Melihat fenomena yang ada pada diri penata, maka timbulah ketertarikan penata untuk menuangkan ide ini, dan mengangkat Gong Kebyar sebagai media ungkap untuk mendukung dari komposisi karawitan yang berjudul “Gehgean” ini. Gong Kebyar merupakan salah satu dari sekian banyak barungan gamelan yang ada di Pulau Dewata ini. Barungan gamelan Gong Kebyar ini merupakan barungan gamelan yang dalam klasifikasinya termasuk barungan yang tergolong muda atau madya. Selain itu pula di dalam tatanan penyajian komposisinya sangat bebas, kendatipun ada dari beberapa bagian-bagian tertentu masih menggunakan jajar pageh atau hukum-hukum tabuh klasik. Seperti tabuh-tabuh klasik pagongan misalnya tabuh pisan, tabuh dua, tabuh telu, tabuh pat, tabuh kutus dan sebagainya.
Selain dari pada itu di dalam penyajian gamelan Gong Kebyar sangat identik sekali dengan penyajian dalam bentuk karawitan instrumental yang gending atau lagunya masih bersumber dari beberapa jenis-jenis gending dari beberapa gamelan yang lainnya. Maka dari itu gamelan Gong Kebyar adalah barungan gamelan yang sangat fleksibel sifatnya.
Dipilihnya gamelan Gong Kebyar sebagai media ungkap dalam mendukung dari garapan ini, dikarenakan gamelan ini sangat mampu mendukung suasana serta karakter dari garapan komposisi “Gehgean” ini Seperti: gembira, keras, lembut, tegang, yang disesuaikan dengan alur dari pada garapan kreasi “Gehgean” ini.
Dalam karya yang berbentuk tabuh kreasi ini, penata memakai istilah bagian, yaitu bagian I, bagian II, bagian III dan seterusnya. Maka dengan hal tersebut, penata mengembangkan serta menggarap dan mewarnai dengan pola-pola garap kekinian seperti aksen-aksen, tempo, harmoni, ritme sesuai dengan perkembangan saat ini.
Konsep Garapan
Pembentukan sebuah karya sudah barang tentu didasari dengan sebuah konsep sebagai rancang bangun dari sebuah karya. Konsep dalam hal ini akan sangat membantu atau mempermudah seorang komposer atau penata dalam suatu pembentukan sebuah karya yang ingin diangkat untuk dijadikan sebuah karya musik ataupun karya dalam bidang karawitan dan mempermudah dalam mewujudkan garapan. Selain itu dalam konteks karya seni akademik, sebuah konsep garapan akan dapat dijadikan sebagai pedoman untuk memberikan pertanggung jawaban secara konprehensif terhadap hasil karya yang telah dibuat.

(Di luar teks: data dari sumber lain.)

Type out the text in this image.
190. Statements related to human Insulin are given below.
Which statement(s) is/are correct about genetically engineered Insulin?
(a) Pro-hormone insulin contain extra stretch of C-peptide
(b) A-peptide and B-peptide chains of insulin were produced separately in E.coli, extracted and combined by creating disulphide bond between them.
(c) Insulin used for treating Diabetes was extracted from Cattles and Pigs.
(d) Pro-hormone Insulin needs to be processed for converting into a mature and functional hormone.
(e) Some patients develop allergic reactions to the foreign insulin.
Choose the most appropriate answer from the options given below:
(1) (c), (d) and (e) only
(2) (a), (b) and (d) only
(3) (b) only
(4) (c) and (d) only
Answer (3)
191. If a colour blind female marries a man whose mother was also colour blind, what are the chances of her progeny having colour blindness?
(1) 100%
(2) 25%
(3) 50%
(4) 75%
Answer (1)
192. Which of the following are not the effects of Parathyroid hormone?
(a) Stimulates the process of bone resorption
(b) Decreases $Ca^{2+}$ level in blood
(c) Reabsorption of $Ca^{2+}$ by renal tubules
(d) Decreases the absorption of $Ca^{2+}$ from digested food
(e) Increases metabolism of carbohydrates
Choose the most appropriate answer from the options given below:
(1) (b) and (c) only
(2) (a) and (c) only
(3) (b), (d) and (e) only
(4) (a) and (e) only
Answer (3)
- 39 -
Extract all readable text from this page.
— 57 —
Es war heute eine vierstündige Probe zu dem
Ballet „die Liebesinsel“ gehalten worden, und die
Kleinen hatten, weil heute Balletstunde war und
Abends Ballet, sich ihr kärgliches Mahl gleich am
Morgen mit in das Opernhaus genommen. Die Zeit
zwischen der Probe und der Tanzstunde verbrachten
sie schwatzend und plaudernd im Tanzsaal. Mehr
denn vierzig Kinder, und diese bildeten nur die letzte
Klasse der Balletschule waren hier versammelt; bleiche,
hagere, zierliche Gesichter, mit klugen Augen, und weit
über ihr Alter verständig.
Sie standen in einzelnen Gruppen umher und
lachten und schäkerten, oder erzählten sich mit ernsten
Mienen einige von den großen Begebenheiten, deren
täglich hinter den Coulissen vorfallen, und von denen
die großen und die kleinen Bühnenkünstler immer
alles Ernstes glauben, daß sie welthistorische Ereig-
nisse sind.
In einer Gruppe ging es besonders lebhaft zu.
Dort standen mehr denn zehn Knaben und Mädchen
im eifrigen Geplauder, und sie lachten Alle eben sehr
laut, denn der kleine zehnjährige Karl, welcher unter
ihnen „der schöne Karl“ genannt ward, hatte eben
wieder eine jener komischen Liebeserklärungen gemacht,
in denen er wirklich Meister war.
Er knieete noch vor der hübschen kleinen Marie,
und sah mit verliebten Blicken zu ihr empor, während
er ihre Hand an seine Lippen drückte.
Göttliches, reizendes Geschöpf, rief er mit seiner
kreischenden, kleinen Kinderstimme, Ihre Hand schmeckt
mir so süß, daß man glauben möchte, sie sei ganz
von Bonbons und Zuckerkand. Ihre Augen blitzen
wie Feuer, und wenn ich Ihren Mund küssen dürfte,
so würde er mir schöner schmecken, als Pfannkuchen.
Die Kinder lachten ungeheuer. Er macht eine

Komposisi karawitan ”Gehgean” ini merupakan sebuah karya tabuh kreasi yang secara umum konsep musikalnya masih mengacu kepada konsep garap musik tradisi, seperti halnya dalam konsep tri angga seperti ada kawitan, pengawak, serta pengecet. Berpijak dari konsep tradisi ini, tentunya akan selalu menjadi pijakan maupun pedoman yang mendasari dari sebuah karya komposisi karawitan. Pada intinya bagian-bagian yang sesuai dengan konsep tri angga seperti kepala (Pengawit), badan (pengawak), kaki (pengecet) tersebut dikembangkan melalui pengembangan unsur-unsur musikalnya. Dalam garapan tabuh kreasi Gehgean ini memakai media ungkap gamelan Gong Kebyar, itu dikarenakan gamelan ini sangat mendukung karakter maupun suasana yang diinginkan. Sesuai dengan kebutuhan dari garapan ini, penata didalam garapan ini akan menggunakan 30 atau lebih penabuh sebagai pendukung.